Publicado em: 19 de setembro de 2016

Uma pesquisa do Instituto Mamirauá busca registrar as técnicas utilizadas por pescadores da região do Médio Solimões, por meio da caracterização dos materiais utilizados para a atividade. Para isso, foram descritos os apetrechos de pesca do acervo etnológico do Instituto Mamirauá, unidade de pesquisa do Ministério da Ciência, Tecnologia, Inovações e Comunicações.

Rônisson Oliveira, bolsista de pesquisa do Instituto Mamirauá, afirma que a análise dos objetos contribui para o conhecimento sobre a utilização do ambiente. “O uso desses materiais demonstra o a forma como as pessoas usam os recursos naturais, como é trabalhado aquele espaço, a partir daqueles objetos. Acreditamos que está tudo muito conectado: as ações, a pesca e as formas de manejo de recursos naturais”.

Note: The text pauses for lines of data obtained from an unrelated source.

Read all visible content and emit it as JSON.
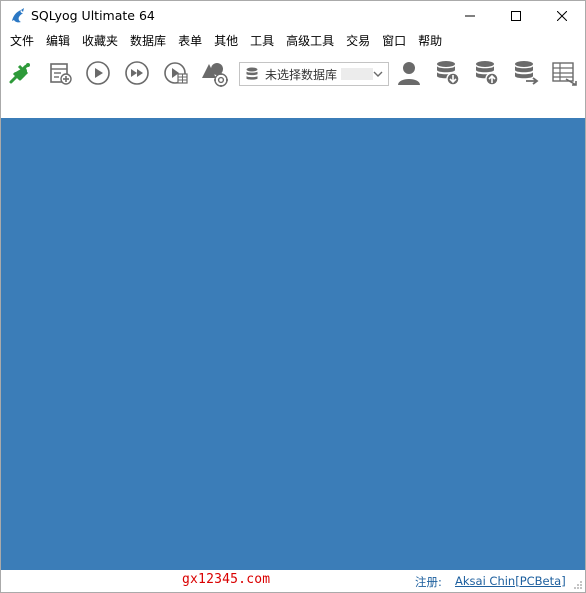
{
  "window": {
    "title": "SQLyog Ultimate 64",
    "icon": "dolphin-icon"
  },
  "menu": [
    {
      "label": "文件"
    },
    {
      "label": "编辑"
    },
    {
      "label": "收藏夹"
    },
    {
      "label": "数据库"
    },
    {
      "label": "表单"
    },
    {
      "label": "其他"
    },
    {
      "label": "工具"
    },
    {
      "label": "高级工具"
    },
    {
      "label": "交易"
    },
    {
      "label": "窗口"
    },
    {
      "label": "帮助"
    }
  ],
  "toolbar": {
    "db_select": {
      "value": "未选择数据库"
    }
  },
  "colors": {
    "main_background": "#3b7db8",
    "connect_green": "#2e9a3a",
    "icon_gray": "#6a6a6a",
    "watermark": "#d90000",
    "link": "#1d5f9e"
  },
  "statusbar": {
    "watermark": "gx12345.com",
    "registered_label": "注册:",
    "registered_name": "Aksai Chin[PCBeta]"
  }
}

O acervo possui atualmente onze apetrechos de pesca que foram coletados na Reserva Amanã e no município de Maraã. Rônisson explica que, antes de chegarem à coleção do Instituto Mamirauá, é feito um acompanhamento em campo para registrar as informações do apetrecho com o pescador, como material que é feito, qual o uso, como foi feito, entre outras. Além disso, o pesquisador acompanha a atividade de pesca para descrição das técnicas utilizadas com o material. “É a manutenção de uma tradição e de uma forma de uso desses espaços. Embora adentrem várias outras tecnologias de pesca, esses apetrechos tradicionais ainda se mantêm. Acredito que o pescador ainda é muito habituado e esses são os objetos que ele aprendeu a lidar e a usar. E as técnicas que ele tem estão envoltas a esses objetos”, contou o pesquisador.

Depois que chegam no acervo, as peças são classificadas com base em uma comparação com a descrição regional feita pelos pescadores e a descrição da mesma peça no Dicionário de Artesanato Indígena de Berta Ribeiro. Após a classificação, é realizada a descrição do significado do material, com base no trabalho de campo e em bibliografia sobre o tema. “Com o acervo, a gente consegue demonstrar um pouco dessa cultura material, o que existe, o que essas pessoas estão usando. O acervo é importante porque é uma forma de trazer a público essas informações.  As coleções existem para serem expostas e apresentarem um pouco sobre a cultura material, no caso, do médio Solimões referentes à pesca”, disse Rônisson.

Entre as peças que compõem a coleção estão arpão, zagaia e arco e flecha que, de acordo com o pesquisador, são comumente utilizadas na região. “A gente acredita que tem um processo histórico que vai passando por essas populações. As peças vão ganhando algumas adaptações, algumas novas formas, mas tem um caráter histórico de uso desses materiais que passa pelas sociedades indígenas e pelas sociedades caboclas”, reforçou Rônisson. A pesquisa continua com a coleta de material e informações com pescadores de comunidades do Setor Coraci, área da Reserva de Desenvolvimento Sustentável Amanã.

Esse projeto conta com o apoio do Conselho Nacional de Desenvolvimento Científico e Tecnológico (CNPq) para o pagamento de bolsas de estudo.